C’est suite à l’écoute de Camarón de la Isla, à l’origine du nouveau flamenco, que Rosalía se découvre une passion pour ce genre né au xviiie siècle. S’ensuit des études à l’École supérieure de musique de Catalogne et un premier album, Los Angeles, dans lequel elle chante simplement accompagnée d'une guitare. Nous sommes en 2016 et, déjà, la jeune femme concilie des publics a priori différents, revisitant des œuvres patrimoniales et populaires. Mais c'est surtout son deuxième disque, El Mal Querer, réalisé avec le compositeur El Guincho (complice de Björk ou de Lous and the Yakuza) qui révélera la chanteuse à l'échelle planétaire, enthousiasmant le public comme la critique la plus pointue – de Pitchfork au NME. Le pari de transmettre son amour pour un art ancestral, par essence extrêmement rigide et codifié, est réussi. Sans doute parce que Rosalía sait l’habiller d’une modernité déconcertante. Motomami (soit "meuf-moto"), paru en mars dernier, pousse toujours plus loin l’innovation, avec un alliage de reggaeton des Caraïbes, de flamenco de Catalogne ou de trap américaine – sans oublier cette voix, tout en puissance et fragilité. En somme, un œil dans le rétroviseur, et tous les possibles en ligne de mire. Louisa Darrigrand

© Kirsten Thoen

VIAGRA BOYS

L’an passé, le guitariste Benjamin Vallé passait l’arme à gauche, mais ses comparses n’ont pas rendu les leurs. Ils signaient même au printemps un troisième disque éclatant. Avec, dans leur tote-bag, le lourd héritage des Stooges, de Suicide ou de The Birthday Party, les Suédois (à peine) calmés ont enrichi leur post-punk. N’empêche, on retrouve ce tapis de basse "lourdissime" et de guitares acérées, des claviers et saxos désaxés. Bref, Viagra Boys incarne, encore et toujours, une certaine idée du rock en 2022. T.A.

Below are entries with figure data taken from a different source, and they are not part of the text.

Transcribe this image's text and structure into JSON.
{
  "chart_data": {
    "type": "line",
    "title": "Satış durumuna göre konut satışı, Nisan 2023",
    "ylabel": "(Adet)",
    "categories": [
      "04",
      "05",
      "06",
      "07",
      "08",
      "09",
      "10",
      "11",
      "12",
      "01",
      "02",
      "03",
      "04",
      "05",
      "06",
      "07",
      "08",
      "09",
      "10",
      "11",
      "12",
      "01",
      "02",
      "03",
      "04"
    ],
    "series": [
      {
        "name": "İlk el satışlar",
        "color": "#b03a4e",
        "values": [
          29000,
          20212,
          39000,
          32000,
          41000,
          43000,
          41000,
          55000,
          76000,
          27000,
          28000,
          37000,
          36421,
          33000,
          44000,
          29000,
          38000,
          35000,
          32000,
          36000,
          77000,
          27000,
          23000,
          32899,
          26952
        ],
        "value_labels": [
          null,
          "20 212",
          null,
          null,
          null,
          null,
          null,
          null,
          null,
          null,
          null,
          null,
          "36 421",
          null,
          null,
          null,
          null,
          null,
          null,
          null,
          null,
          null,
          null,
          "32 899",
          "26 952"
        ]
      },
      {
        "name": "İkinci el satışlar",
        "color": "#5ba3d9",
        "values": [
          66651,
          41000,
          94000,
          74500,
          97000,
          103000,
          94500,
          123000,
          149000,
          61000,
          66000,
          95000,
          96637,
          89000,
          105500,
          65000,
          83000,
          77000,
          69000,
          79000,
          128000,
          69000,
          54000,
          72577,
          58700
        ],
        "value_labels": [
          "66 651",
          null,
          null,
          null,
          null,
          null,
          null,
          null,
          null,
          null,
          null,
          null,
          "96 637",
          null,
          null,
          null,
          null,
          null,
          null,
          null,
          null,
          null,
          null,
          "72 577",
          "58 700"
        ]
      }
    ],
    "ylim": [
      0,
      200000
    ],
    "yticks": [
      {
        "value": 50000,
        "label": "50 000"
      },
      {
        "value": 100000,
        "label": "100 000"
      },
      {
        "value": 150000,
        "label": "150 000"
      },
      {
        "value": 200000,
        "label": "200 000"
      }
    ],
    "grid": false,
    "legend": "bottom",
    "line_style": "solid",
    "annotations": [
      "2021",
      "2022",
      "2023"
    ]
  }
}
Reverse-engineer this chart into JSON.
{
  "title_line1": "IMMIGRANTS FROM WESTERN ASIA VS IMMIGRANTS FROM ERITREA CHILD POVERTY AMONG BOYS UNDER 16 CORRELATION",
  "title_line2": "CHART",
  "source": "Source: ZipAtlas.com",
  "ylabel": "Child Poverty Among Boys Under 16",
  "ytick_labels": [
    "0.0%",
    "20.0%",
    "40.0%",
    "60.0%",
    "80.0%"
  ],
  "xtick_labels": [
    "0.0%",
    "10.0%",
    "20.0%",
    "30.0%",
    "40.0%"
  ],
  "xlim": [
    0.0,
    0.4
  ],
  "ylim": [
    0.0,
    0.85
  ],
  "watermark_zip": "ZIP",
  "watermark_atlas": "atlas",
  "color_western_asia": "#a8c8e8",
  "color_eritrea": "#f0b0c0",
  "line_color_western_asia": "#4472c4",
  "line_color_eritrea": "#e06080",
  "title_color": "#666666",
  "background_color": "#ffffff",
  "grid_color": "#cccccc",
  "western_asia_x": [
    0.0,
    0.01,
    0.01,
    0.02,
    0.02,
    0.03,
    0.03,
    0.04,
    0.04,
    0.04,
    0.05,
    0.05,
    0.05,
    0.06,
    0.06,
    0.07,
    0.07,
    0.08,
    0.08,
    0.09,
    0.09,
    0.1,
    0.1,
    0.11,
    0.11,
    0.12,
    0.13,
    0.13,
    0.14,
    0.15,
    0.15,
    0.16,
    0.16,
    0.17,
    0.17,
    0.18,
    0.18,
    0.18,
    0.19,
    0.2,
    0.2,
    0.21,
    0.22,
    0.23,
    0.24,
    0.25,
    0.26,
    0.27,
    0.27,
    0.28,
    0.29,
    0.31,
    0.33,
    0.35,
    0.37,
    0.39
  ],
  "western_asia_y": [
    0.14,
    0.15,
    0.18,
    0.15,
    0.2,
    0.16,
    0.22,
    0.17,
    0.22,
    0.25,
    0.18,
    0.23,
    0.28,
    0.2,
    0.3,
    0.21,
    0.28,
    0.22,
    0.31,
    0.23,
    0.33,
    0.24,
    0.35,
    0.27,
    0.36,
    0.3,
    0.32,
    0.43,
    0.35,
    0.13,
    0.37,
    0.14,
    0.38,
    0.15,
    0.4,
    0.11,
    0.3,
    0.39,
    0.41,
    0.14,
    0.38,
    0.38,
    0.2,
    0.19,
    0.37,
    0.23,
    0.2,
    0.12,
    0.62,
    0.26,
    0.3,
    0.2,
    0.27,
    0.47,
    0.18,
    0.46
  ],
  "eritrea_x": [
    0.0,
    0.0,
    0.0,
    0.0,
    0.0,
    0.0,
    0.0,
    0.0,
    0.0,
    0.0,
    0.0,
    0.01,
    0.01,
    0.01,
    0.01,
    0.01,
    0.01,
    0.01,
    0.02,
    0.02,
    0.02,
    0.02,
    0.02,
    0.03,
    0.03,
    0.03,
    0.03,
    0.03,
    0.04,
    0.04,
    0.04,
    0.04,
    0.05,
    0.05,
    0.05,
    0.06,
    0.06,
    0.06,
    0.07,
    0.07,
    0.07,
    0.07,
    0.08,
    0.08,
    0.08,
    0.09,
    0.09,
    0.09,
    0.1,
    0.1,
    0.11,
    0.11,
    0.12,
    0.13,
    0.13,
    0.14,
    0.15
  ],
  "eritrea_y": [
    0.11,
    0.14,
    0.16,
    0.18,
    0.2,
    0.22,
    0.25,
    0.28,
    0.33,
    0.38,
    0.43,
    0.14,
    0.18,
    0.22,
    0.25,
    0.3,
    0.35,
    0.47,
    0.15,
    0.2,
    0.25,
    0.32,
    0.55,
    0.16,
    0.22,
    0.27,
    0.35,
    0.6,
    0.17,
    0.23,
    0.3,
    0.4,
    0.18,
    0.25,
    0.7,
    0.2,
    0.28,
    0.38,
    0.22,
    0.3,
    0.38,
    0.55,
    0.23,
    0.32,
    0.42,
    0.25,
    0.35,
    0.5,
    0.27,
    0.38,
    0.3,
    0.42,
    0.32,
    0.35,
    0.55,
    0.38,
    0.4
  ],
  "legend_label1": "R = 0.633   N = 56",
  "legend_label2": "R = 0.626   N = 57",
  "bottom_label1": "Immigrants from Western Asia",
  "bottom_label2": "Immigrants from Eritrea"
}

Anvers, 12.12, Trix, 19h30, complet !

Haai © Imogene Barron

BRAINDANCE

Le nom de ces soirées renvoie forcément à la compilation éditée par Rephlex en 2001 et, plus généralement, à l’IDM. Point de techno domestique ici, mais Daniel Avery, Fatima Yamaha, Asa Moto, entre autres, et surtout deux Australiennes rétromaniaques. Si l’on apprécie le revival deep house UK garage de Logic 1000, on fond totalement face au maelström sonique mêlant hardcore, pop, jungle et UK techno de Haai, dont la science du mélange a séduit Jon Hopkins, Alexis Taylor ou Obi Franky – excusez du peu ! T.A.

Bruxelles, 17.12, Ancienne Belgique, 22h complet !

© Philippe Fernandez

CALI

Ne faites jamais confiance à un cowboy, ce n'est pas seulement un concert, ni vraiment du théâtre. Plutôt un western musical. Seul sur scène, à l'ombre d'un réverbère, Cali est assis sur un banc. Guitare en bandoulière, le Perpignanais à la voix éraillée se glisse dans la peau d'un clochard céleste. Il se réveille, nous prend à témoin pour raconter sa vie d'avant, quand il était chanteur. S'enchaînent alors des histoires d'amour, d'amitié, tantôt rock ou mélancoliques. Toutes inventées, bien sûr, mais bouleversantes de sincérité. J.D.